靳老看著男人服務型的微笑,目光落在他胸前的銘牌上:
RyanAkashi
他黯然轉開眼。
「一杯啤酒,謝謝。」
況野應好,駕輕就熟地倒好一杯啤酒放在吧檯。
靳老端起啤酒杯抿了一口,猛地被嗆到,連連咳嗽。
高大英俊的酒保笑了笑,在他面前放下餐巾:「小心。」
靳老沒說話,看男人一眼,若無其事地再次端起啤酒。
黃色液體下沉,露出杯底比米粒還小的字體:
【靳先生您好,我是執行本次任務的特派警衛。
您的妻女已於昨夜安全抵達港城,請放心。
兩小時後遊輪即將抵達公海,屆時請您前往人多的場所,如賭-場,購物街。不要留在船艙,遠離甲板。
感謝您這些年做出的犧牲與貢獻。
祖國已強大,我們來接您回家。】
餐廳里的燈光暗了一層。
金髮紅唇,一身黑裙的女孩坐到鋼琴前,奏出一曲蕭邦的夜曲。
靳老在音樂聲中不疾不徐地喝了半杯啤酒,起身離開吧檯。
最後一枚琴音落下,餐廳里響起掌聲,離琴最近的一桌男人鼓掌聲最大。
彈奏的女孩起身,有些拘謹地向他們笑了下。
合上琴蓋時,琴譜掉落在地。
步伐一頓,靳老看著腳前的琴譜,下意識躬身——
「趴下!」
沒等他反應過來,有什麼就貼著頭皮嗖嗖而過。
「啪」的一聲脆響,酒瓶砸在鋼琴上,四分五裂。
彈琴的女孩靈巧閃避。再轉過身,她凶相畢露,刷地從三角鋼琴里抽出一把木倉——
「砰——」
有人反應更快。
女孩應聲倒地,尖叫四起。
況野在騷亂中飛身而來,一把拎起趴在地上的靳老。
「野風——」耳機里急切詢問,「他們什麼方向?」
鷹隼般的目光銳利巡視,男人冷笑了聲:「所有方向。

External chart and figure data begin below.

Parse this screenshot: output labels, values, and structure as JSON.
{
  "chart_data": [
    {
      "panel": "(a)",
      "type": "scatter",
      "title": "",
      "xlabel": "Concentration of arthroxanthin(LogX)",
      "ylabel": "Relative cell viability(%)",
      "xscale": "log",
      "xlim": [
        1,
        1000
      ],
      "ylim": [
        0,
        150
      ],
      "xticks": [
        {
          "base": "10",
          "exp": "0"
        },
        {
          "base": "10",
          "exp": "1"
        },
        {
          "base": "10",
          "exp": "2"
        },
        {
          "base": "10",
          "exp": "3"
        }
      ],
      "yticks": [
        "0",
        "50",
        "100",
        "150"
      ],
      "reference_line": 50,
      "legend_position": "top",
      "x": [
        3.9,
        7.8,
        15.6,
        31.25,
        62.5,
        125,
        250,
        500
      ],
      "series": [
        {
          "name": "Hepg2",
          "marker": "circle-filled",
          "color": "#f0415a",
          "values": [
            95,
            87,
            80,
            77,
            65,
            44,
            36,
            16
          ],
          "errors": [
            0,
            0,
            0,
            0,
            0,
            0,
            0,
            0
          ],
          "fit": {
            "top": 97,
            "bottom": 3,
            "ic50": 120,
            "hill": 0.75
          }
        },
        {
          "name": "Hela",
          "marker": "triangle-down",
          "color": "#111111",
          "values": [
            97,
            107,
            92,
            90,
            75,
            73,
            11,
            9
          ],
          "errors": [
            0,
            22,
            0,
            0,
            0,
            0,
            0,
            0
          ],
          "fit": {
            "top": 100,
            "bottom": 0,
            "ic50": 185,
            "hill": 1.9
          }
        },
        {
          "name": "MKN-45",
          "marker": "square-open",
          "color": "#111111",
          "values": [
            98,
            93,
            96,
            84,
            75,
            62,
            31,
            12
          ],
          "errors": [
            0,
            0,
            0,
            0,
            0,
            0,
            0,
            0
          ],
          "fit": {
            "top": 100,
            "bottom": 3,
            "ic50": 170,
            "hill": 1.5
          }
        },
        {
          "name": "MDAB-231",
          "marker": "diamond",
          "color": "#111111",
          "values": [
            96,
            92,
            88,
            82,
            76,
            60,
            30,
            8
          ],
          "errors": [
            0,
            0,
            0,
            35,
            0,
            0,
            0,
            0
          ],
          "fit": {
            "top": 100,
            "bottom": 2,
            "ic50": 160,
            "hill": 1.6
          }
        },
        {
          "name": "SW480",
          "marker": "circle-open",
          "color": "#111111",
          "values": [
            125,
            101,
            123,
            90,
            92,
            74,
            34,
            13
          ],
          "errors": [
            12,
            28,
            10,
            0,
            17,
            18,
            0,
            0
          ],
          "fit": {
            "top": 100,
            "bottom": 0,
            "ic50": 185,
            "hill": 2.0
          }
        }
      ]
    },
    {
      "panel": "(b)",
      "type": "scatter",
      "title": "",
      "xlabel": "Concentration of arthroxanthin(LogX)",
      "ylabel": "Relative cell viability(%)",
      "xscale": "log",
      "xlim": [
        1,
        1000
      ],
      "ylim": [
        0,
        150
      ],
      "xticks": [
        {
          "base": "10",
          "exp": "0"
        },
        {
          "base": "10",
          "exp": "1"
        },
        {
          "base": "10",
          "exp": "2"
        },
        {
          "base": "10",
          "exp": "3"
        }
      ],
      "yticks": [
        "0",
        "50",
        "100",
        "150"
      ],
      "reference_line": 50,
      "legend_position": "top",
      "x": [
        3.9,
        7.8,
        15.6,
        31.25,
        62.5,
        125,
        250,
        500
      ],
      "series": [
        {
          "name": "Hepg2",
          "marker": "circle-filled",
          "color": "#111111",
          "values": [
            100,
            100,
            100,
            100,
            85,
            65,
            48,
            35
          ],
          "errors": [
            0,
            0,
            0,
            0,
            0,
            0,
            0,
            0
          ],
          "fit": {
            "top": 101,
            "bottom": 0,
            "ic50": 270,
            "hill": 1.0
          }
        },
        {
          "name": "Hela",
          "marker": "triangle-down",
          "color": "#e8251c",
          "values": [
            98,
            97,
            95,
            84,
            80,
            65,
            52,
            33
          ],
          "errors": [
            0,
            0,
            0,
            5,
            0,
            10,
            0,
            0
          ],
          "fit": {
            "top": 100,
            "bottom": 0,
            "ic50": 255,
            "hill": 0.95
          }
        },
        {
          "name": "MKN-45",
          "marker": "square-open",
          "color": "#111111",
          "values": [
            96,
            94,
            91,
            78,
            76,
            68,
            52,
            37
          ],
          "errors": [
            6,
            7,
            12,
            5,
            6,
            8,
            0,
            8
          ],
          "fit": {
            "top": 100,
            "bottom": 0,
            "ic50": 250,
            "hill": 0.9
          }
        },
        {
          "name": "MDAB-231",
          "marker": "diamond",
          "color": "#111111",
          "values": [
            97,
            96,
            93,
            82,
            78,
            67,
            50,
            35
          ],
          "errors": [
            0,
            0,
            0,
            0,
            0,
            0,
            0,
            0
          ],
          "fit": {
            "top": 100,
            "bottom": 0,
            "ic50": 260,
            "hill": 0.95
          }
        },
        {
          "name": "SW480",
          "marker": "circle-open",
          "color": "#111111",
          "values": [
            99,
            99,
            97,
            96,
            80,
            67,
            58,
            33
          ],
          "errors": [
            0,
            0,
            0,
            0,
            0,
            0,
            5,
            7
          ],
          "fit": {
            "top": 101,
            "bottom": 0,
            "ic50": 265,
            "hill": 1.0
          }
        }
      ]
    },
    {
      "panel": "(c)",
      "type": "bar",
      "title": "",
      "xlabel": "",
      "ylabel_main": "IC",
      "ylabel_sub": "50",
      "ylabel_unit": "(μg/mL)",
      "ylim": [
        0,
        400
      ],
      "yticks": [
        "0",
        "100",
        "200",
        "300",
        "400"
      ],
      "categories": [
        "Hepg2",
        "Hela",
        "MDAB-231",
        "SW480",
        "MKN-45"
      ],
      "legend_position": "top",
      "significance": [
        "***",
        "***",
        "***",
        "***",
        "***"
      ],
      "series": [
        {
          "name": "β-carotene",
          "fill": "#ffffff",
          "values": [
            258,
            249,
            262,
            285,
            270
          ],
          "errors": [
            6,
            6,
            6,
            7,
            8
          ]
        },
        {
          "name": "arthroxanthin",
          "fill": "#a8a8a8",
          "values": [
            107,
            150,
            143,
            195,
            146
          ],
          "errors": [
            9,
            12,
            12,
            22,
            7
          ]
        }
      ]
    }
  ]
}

」
話音落,他木倉指卡座,百發百中。
拉著人轉移到門口,況野忽然又退回來。
踹門,反鎖,閃避,一氣呵成。
——門板後隨即響起砰砰巨聲。
目光探向窗口,他一秒做出判斷,快速對耳機低聲:「十四層船尾。」
說完男人一手環住靳老,決然跳窗——
落進下一層船尾的泳池裡。
幾乎同時,好幾個和他相同穿服務生衣服的人下餃子一般從高處咚咚落水。
水花四濺,泳池裡的人發出驚叫。
現場徹底大亂。
再出水時,每個黑衣服務生手裡都拿著外套,兜頭護住身
邊的人往甲板跑。
——分不清敵我,更找不到靳老。
將懷裡的少年推到安全樓梯口,況野聽到一聲砰響。
抬眸之際,心臟一震。
他的隊友倒下了。
旁邊,遮掩的外套滑落,露出一張驚慌失措的臉。
來不及思考,也無需猶豫,況野縱身一躍,擋在靳老背後。
砰!
砰、砰——
-
猛地吸了口氣,孟驚鴻睜開眼睛。
盯著黑壓壓的天花板恍惚好幾秒,她找不到驚醒的原因。
——沒有做噩夢,沒有被驚擾,只是這樣不知所謂地突然醒來。
心跳得有點快。
孟驚鴻緩而長地深呼吸,從枕頭下拿出手機摁亮。
凌晨四點二十分。
和昨天一樣,今天也註定是一個少眠的夜晚。
認命般呼出一口氣,孟驚鴻劃開手機屏,點進微信。
帶紅點的頭像爭先恐後地彈出新消息,置頂的那個卻始終靜默。
點開況野的頭像,她眼皮猛地跳了下。
正好二十四小時。
——距離他失聯。
整整二十四個小時,也足夠她冷靜和沉澱——糅雜的情緒早已慢慢蒸發,只剩下擔憂與焦慮。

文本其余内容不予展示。